Tumors may contain non-neoplastic tumor-infiltrating lymphocytes (TILs) between the neoplastic cells. TILs will be included in the cell counts giving misleading results if their PI deviates from the tumor cell PI. Especially medullary carcinomas contain many TILs [18]. In this experiment, VDS calculated one PI higher and another PI lower than the human observer in the two tumors with medullary features, perhaps indicating that this source of error may be of minor importance. However, more samples are needed to clarify this.

The findings of this study—in terms of both manual counting and VDS—must be interpreted within their limitations: All analyses were carried out on slides stained using in-house optimized protocols selected to secure the highest degree of sensitivity and minimal background staining (best signal to noise ratio). Differences in staining methodology (antibody clone, protocol, and staining platform) among laboratories may challenge computer algorithms due to differences in texture and color nuances (e.g., nuclear morphology or red/brown chromogen). Implementation of standardized immunohistochemical staining protocol parameters across laboratories would reduce this problem significantly.

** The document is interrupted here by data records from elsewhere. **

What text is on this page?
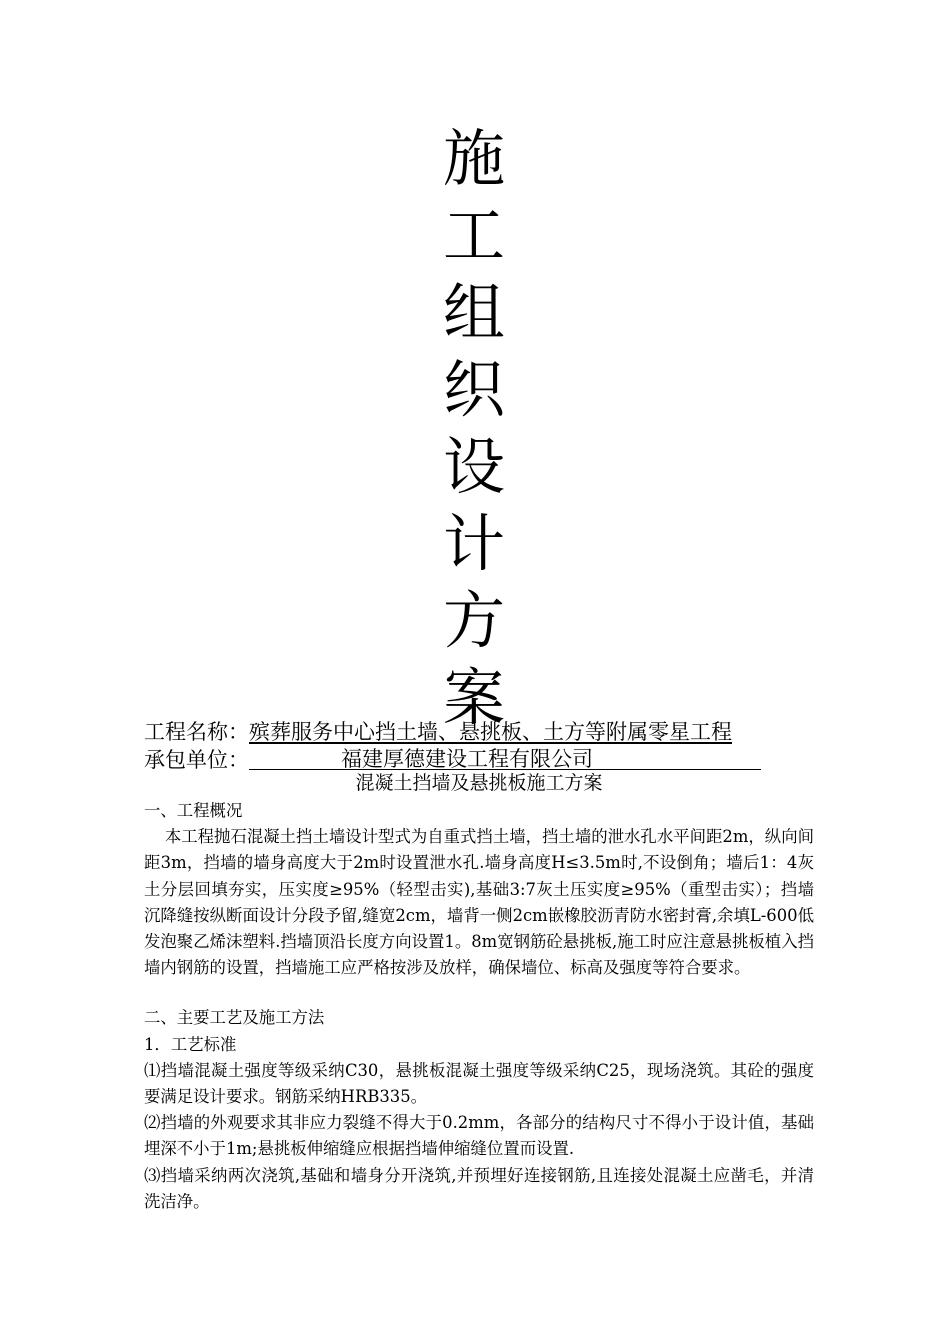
施
工
组
织
设
计
方
案
工程名称：殡葬服务中心挡土墙、悬挑板、土方等附属零星工程
承包单位：	福建厚德建设工程有限公司
混凝土挡墙及悬挑板施工方案

一、工程概况

本工程抛石混凝土挡土墙设计型式为自重式挡土墙，挡土墙的泄水孔水平间距2m，纵向间距3m，挡墙的墙身高度大于2m时设置泄水孔.墙身高度H≤3.5m时,不设倒角；墙后1：4灰土分层回填夯实，压实度≥95%（轻型击实),基础3:7灰土压实度≥95%（重型击实）；挡墙沉降缝按纵断面设计分段予留,缝宽2cm，墙背一侧2cm嵌橡胶沥青防水密封膏,余填L-600低发泡聚乙烯沫塑料.挡墙顶沿长度方向设置1。8m宽钢筋砼悬挑板,施工时应注意悬挑板植入挡墙内钢筋的设置，挡墙施工应严格按涉及放样，确保墙位、标高及强度等符合要求。

二、主要工艺及施工方法

1．工艺标准

⑴挡墙混凝土强度等级采纳C30，悬挑板混凝土强度等级采纳C25，现场浇筑。其砼的强度要满足设计要求。钢筋采纳HRB335。

⑵挡墙的外观要求其非应力裂缝不得大于0.2mm，各部分的结构尺寸不得小于设计值，基础埋深不小于1m;悬挑板伸缩缝应根据挡墙伸缩缝位置而设置.

⑶挡墙采纳两次浇筑,基础和墙身分开浇筑,并预埋好连接钢筋,且连接处混凝土应凿毛，并清洗洁净。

Adding correction factors based on common controls may help overcome day-to-day variations.

Using strict stereological theory, assessing PI in just one non-systematically sampled slide introduces several possible errors; first, the calculated PI may not represent a true estimate of the whole tumor. Secondly, Ki67-positive cells are on average larger than negative cells (in this study with a ratio of 1.09) and thus more likely to be represented in a cut section. Size differences between positive and negative cells may be due to physical differences but could also be related to coating with chromogen. To overcome these problems, one could analyze several systematically randomly selected sections from each tumor implementing the physical dissector principle [19]. This may be suited for future research designs to evaluate the size of the potential bias, but truly randomized sectional planes may interfere with the assessment of resection margins, and the physical dissector may be too laborious for daily diagnostic use.

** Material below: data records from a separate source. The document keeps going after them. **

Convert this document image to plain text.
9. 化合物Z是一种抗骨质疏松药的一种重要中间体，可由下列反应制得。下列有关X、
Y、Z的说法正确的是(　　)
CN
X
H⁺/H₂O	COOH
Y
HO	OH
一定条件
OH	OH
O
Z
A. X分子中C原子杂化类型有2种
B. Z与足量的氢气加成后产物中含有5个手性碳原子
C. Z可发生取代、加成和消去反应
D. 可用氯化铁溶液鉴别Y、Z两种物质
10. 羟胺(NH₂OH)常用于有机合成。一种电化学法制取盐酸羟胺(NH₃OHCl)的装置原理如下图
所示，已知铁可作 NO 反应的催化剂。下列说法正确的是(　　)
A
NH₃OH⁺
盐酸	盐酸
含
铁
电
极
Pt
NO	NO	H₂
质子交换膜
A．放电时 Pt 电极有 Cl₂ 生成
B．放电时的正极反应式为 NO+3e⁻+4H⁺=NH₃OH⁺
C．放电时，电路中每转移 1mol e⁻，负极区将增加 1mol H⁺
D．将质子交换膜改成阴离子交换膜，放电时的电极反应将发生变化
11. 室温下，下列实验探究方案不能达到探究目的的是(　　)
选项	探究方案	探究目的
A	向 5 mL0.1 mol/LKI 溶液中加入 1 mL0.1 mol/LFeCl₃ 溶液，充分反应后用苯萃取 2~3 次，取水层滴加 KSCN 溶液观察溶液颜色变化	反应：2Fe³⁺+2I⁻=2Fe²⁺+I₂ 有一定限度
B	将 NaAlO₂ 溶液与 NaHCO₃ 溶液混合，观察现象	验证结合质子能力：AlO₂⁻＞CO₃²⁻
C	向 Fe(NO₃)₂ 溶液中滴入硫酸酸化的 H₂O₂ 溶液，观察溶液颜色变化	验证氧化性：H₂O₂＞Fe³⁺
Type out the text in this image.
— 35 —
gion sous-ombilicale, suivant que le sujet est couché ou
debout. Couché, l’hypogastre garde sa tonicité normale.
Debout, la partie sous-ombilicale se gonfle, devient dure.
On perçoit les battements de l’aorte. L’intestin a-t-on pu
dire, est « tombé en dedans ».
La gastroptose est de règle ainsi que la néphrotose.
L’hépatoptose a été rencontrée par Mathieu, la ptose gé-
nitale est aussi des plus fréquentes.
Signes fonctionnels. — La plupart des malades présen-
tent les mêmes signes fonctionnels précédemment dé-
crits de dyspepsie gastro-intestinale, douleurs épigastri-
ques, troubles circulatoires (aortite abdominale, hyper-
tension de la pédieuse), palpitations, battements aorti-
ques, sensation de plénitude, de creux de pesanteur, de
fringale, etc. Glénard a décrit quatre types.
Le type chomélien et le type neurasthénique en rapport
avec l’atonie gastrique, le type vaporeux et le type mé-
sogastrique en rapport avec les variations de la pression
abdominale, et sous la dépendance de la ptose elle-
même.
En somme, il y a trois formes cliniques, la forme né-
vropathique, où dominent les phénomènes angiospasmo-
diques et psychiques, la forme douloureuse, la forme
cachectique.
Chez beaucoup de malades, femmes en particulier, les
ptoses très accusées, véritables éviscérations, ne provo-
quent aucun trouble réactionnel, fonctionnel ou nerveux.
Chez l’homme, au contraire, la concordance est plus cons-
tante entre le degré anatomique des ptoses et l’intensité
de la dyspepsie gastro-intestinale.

To the best of our knowledge, this is the first study examining the usability of automated tissue detection and Ki67 calculation using the VDS DIA principle in order to establish a standardized method to obtain objective and reproducible results. Future studies of breast carcinomas will show if this method will improve the prognostic value of the Ki67 assay, potentially identifying the best cut-point in PI between tumor subtypes. The potential of this method ought also to be examined in other tumor types such as neuroendocrine neoplasia across different organs.

In conclusion, the VDS principle for selection of tumor areas, combined with DIA determining a PI of Ki67 in immunohistochemically stained slides, gave similar results compared with the current gold standard of manual counting using stereological principles. Introduction of these methods may improve accuracy and reproducibility, and decrease inter-laboratory variability, thus increasing the usability of the Ki67 marker in research and clinical settings.